30 reviews11 followers
September 23, 2018
Prefiro rosas, meu amor, à pátria,
E antes magnólias amo
Que a glória e a virtude.

Logo que a vida me não canse, deixo
Que a vida por mim passe
Logo que eu fique o mesmo.

Que importa àquele a quem já nada importa
Que um perca e outro vença,
Se a aurora raia sempre,

Se cada ano com a primavera
Aparecem as folhas
E com o outono cessam?

E o resto, as outras coisas que os humanos
Acrescentam à vida,
Que me aumentam na alma?

Nada, salvo o desejo de indif'rença
E a confiança mole
Na hora fugitiva.

Ricardo Reis [1916]
Profile Image for Olja.
118 reviews10 followers
September 26, 2023
Delovi ove knjige su puka briljantnost Fernada Pesoe.
Kao na primer statična drama "Moreplovac" - delo čistog genija!
Međutim sama zbirka kao zbirka nije ostavila najbolji utisak na mene, jer deluje nabacano.
Čini mi se da u organizovanje Pesoinog univerzuma mora mnogo više da se uloži kako bi se njegova kompleksnost u svoj svojoj lepoti adekvatno dočarala čitaocu.
Ipak, knjiga pruža uvid u multiverzum Pesoinog života, različite ličnosti koje je stvorio i koje nisu bile samo njegov "alter ego" nego gotovo zasebne individue sa svojim svetovima.

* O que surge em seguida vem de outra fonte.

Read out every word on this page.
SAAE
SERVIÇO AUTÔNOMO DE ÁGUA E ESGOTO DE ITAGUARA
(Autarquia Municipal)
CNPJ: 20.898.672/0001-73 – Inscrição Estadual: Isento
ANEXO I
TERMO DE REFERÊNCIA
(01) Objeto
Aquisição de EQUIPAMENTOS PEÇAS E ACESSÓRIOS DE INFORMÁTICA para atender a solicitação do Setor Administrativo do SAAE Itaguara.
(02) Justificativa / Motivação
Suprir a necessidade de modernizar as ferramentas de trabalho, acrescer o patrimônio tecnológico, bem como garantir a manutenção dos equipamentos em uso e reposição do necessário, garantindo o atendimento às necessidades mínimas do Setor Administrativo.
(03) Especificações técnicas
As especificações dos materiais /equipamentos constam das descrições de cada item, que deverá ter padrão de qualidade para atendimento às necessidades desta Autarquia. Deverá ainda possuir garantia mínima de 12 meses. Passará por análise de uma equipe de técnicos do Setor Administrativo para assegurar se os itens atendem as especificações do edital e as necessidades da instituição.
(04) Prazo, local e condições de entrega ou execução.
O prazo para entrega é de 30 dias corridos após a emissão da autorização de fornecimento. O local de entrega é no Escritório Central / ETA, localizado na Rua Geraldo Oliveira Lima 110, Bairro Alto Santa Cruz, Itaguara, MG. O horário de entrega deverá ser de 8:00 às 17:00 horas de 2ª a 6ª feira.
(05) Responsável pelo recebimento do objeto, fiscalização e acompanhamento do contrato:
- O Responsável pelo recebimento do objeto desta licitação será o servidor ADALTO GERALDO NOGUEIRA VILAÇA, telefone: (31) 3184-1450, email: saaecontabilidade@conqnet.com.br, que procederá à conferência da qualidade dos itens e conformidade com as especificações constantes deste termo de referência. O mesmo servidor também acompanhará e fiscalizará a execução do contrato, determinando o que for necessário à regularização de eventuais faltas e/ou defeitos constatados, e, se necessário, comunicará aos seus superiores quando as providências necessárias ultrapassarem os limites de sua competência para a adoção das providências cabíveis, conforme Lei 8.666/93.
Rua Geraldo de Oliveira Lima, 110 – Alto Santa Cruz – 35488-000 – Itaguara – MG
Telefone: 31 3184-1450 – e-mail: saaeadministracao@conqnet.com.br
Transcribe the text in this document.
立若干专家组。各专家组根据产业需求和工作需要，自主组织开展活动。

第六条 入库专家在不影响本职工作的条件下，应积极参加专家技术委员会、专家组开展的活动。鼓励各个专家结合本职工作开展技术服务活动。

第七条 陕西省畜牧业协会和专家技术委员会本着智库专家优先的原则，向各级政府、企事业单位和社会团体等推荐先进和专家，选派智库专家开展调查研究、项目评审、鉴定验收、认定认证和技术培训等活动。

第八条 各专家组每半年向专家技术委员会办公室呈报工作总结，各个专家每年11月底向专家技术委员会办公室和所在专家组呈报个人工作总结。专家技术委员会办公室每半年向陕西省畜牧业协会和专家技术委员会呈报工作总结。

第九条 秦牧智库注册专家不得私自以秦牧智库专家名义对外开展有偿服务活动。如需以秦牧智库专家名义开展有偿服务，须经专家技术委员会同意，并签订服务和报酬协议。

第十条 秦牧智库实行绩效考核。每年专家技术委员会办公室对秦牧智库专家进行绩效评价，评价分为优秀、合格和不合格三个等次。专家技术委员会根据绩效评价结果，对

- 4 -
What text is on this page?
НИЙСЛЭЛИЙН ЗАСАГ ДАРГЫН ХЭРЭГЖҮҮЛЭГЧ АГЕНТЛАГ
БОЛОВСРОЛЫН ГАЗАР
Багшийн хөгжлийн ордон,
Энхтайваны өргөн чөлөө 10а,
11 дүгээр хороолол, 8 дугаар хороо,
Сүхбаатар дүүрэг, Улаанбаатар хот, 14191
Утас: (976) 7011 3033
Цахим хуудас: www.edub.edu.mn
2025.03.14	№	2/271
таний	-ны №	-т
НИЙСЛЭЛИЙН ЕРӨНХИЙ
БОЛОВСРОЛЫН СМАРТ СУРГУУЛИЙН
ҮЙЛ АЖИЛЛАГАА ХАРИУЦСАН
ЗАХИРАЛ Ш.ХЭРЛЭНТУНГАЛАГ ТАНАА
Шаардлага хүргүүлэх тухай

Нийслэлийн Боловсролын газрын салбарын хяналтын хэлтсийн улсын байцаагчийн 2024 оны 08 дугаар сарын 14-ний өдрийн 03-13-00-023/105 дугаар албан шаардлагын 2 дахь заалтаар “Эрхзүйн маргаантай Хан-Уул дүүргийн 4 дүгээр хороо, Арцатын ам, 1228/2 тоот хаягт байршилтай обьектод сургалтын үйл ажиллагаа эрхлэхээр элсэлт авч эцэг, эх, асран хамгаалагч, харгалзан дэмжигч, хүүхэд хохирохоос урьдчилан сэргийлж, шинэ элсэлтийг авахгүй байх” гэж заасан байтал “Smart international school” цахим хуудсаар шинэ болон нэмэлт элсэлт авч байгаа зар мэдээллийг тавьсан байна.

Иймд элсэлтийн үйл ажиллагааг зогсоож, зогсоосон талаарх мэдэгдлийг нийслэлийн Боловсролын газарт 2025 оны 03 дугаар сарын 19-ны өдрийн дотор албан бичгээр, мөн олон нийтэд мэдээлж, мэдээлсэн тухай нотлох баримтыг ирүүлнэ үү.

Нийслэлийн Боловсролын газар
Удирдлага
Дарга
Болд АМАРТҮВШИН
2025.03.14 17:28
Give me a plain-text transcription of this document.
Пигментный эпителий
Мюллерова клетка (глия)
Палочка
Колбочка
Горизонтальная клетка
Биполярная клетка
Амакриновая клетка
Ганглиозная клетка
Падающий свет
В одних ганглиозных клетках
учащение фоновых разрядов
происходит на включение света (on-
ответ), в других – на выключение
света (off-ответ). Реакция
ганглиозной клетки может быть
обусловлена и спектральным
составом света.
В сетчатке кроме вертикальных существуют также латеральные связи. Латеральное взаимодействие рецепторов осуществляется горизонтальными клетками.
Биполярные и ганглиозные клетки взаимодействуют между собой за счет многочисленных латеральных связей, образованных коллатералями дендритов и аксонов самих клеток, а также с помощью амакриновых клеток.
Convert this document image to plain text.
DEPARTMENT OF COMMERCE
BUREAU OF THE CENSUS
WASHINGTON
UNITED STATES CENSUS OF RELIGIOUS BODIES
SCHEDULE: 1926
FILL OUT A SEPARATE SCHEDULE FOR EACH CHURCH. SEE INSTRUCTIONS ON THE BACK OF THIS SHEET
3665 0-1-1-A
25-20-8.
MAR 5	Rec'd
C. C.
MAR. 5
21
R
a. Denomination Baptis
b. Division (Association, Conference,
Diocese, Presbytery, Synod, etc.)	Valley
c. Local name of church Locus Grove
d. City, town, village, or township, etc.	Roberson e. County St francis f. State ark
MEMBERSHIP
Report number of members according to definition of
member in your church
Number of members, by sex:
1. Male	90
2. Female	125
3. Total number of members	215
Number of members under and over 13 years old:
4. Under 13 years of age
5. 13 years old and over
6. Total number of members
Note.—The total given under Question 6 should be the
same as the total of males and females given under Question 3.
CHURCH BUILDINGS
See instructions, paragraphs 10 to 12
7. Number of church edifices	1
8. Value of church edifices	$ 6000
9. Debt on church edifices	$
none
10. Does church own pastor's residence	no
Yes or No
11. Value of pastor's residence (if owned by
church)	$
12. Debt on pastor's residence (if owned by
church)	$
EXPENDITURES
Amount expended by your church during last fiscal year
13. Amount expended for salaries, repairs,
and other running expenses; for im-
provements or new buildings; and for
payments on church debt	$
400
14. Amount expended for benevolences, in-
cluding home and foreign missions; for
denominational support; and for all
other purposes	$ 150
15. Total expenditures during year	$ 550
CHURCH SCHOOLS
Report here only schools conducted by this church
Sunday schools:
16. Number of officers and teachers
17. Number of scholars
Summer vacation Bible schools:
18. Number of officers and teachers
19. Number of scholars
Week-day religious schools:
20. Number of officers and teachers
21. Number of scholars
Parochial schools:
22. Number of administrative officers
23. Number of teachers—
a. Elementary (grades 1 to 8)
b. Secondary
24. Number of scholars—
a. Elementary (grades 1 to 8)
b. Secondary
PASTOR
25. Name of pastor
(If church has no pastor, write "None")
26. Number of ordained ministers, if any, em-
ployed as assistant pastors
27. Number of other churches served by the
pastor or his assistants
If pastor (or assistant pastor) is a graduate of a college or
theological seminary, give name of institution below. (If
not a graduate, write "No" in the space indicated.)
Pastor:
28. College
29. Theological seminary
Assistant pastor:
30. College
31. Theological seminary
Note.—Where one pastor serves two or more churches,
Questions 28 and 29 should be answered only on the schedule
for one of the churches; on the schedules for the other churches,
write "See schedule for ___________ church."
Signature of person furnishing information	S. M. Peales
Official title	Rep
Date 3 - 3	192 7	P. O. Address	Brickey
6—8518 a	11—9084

Pesoa i dalje ostaje jedan od mojih najomiljenijih pisaca!

"Bio si mnogi drugi,
Bio si svi drugi
- I nikad niko nisi bio!"

Profile Image for Ryszard Kaloszke.
48 reviews
June 18, 2025
Niczego nie żałuję tak bardzo jak tego, że znając siebie i moje lenistwo, a także wiek, nigdy nie nauczę się portugalskiego, a przynajmniej nie na tym poziomie, żeby móc w pełni doświadczyć tego fenomenu jakim jest Pessoa i jego twórczość.

Zawsze z trudnością przychodzi mi recenzowanie poezji (być może rejony duszy, których powinna ta sztuka dotykać nie są jeszcze u mnie rozwinięte, niewykluczone, że nie rozwiną się nigdy), natomiast wysoka ocena należy się za bardzo przyjemną formę: każdego ,,autora" po trochu, wszystko poprzedzone krótkim, zwięzłym wstępem o każdym z nich. Pyszne. Pochłonęłam w całości. Jadę na SOR.
Profile Image for Gonçalo.
1 review
January 1, 2019
Indesculpavelmente censurado. Mais grave, as editoras em momento algum indicam que “sanearam” as palavras de Pessoa que consideram perigosas para os olhos dos leitores, e, substituindo as expressões ou os versos incómodos com reticências ou linhas de reticências, escondem a sua expurgação dos leitores incautos.

Felizmente não faltam antologias da obra do Poeta. Esta deve ser evitada.